Prosecution u/s 276C for late deposit of self assessment tax. Late deposit of tax after the expiry of stipulated period would not wipe out the offence
The instant revision petition had been filed before the Additional Sessions Judge (ASJ) against the order passed by Chief Judicial Magistrate, (CJM/Trial Court) against the revisionist issuing charge sheet under Section 276C of the Income Tax Act, 1961. (‘the Act’).
ABCAUS Case Law Citation:
ABCAUS 2300 (2018) (04) AC
Charge under Sections 276C of the Act had been framed against the accused on the basis of complaint filed by Deputy Commissioner, Income Tax.
It was alleged in the complaint that the accused filed his return of income belatedly on 31.3.2013 for the assessment year 2012-13. On perusal of the tax return filed by the accused it was noticed that out of tax payment of Rs. 63,20,007/-, an amount of Rs. 13,29,770/- had been paid on 11.12.2013 which the accused was liable to deposit in the self assessment tax u/s 140A(3) of the Act before filing income tax return on 31.3.2013. However, accused without any reasonable cause failed to deposit the said self assessment tax before the filing of his return of income.
A show cause notice u/s 276C of the Act for launching prosecution for non-payment of self assessment tax was issued to the accused. The accused submitted reply through an Advocate which was duly considered but was not found worthy of any credence.
It was concluded that the accused had willfully and intentionally evaded payment of tax by not depositing the tax in question which he was legally liable before the filing of his return of income on due date, therefore, accused was guilty of commission of an offence u/s 276C of the Act for having made willful and intentional attempt to evade payment of tax, therefore, he was liable for the resultant prosecution for the commission of offence u/s 276C of the Act for the assessment year 2012-13.
The Trial Court after finding prima facie case against the accused u/s 276C of the Act, summoned the accused and charge sheeted him u/s 276C of Income Tax Act which was impugned by the revisionist in the present revision petition.
Before the ASJ it was argued that the impugned order passed by the trial court was suffering from serious infirmities. That the Trial had not properly appreciated the facts and law and wrongly charge sheeted the accused. As per the allegations a demand of Rs. 13,29,770/- was paid over a delay of eight months. However, tax payment of Rs. 63,20,007/- stood paid at the time of filing of the return itself. Whereas the orders granting sanction were passed on 19.3.2014. apparently when the Commissioner of Income Tax applied its mind for the purposes of sanction, the demand of tax penalty and interest stood already cleared. As per section 276C of Income Tax only such persons are liable for prosecution who have willfully evaded the tax penalty or interest. Whereas the sanction orders did not disclose that on the day of granting of sanction there was any default or willful evasion by the accused.

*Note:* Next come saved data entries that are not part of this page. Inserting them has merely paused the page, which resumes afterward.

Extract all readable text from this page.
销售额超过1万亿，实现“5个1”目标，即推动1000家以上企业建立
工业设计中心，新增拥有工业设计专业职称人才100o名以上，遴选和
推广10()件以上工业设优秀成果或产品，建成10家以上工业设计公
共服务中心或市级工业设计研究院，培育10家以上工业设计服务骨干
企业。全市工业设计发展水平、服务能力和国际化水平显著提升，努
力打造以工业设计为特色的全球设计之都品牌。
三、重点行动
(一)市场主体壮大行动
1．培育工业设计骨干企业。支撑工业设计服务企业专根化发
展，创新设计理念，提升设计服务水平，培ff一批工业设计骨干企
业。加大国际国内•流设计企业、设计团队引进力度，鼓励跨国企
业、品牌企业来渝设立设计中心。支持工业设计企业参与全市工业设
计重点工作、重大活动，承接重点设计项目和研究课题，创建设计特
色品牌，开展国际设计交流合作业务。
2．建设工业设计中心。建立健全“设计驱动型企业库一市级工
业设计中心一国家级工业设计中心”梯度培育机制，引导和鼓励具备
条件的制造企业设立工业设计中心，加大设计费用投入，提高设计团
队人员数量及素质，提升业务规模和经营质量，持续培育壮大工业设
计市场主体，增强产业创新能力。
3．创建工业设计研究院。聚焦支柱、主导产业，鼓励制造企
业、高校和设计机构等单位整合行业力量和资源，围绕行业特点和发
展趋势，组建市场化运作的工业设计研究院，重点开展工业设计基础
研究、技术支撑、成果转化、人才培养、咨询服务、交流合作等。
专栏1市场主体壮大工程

It was contended that the orders was liable to be set aside as the prosecution under Section 276C can be launched only after a valid and legal section granted by the Commissioner of Income Tax under 279 of the Act after completion of the assessment under Section 143(3) of the Income Tax Act. In order to prosecute any person under Section 276C of the Act, there is legally required a sanction for prosecution under Section of 279 of the Act. Without a legal and valid sanction no person can be prosecuted. In order to prosecute any person under Section 276C of the Act there must be regular assessment as defined under Section 2(4) of the Act and assessment is required to be made under sub-Section 3 of Section 143 or 144.
It was argued that prosecution sanction was given on the basis of the processing sheet under Section 143(1) which was a draft order. The Commissioner of Income Tax was legally entitled to apply his mind under Section 279(1) of the Act only after the assessment had been completed under Section 143(3) of the Act. There was not even an iota of evidence or word in the sanction order that the accused ever willfully evaded the liability. Thus sanction was granted merely on the ground that there was a balance outstanding. It was not the case of the department that the accused ever willfully evaded the liability. The sanction orders were passed mechanically by simply looking at the fact that there is a balance outstanding against the revisionist without there being any assessment orders under Section 143(3) of the Act.
Therefore, it was prayed that the order passed by CMM and charge sheet of even date may be set aside having been framed on illegal orders granting sanction for prosecution as the Trial court had failed to exercise jurisdiction vested in it. As such the order of Trial Court was wrong and illegal, the same may be set aside and revision may be allowed.
The learned ASJ opined that admittedly there was late deposit of tax and late deposit of tax by the accused after the expiry of stipulated period would not wipe out the offence which was clearly made out. In case of default the appropriate action can be taken by the Department.
He placed Reliance on the law laid down by Hon’ble Supreme Court which in the case of Madhumilan Syntex Ltd. held that once a statute requires to pay tax and stipulates period within which such payment is to be made, the payment must be made within that period. If the payment is not made within that period, there is default and an appropriate action can be taken under the Act.
Accordingly, the learned ASJ upheld the order of the Trial court and the revision was dismissed.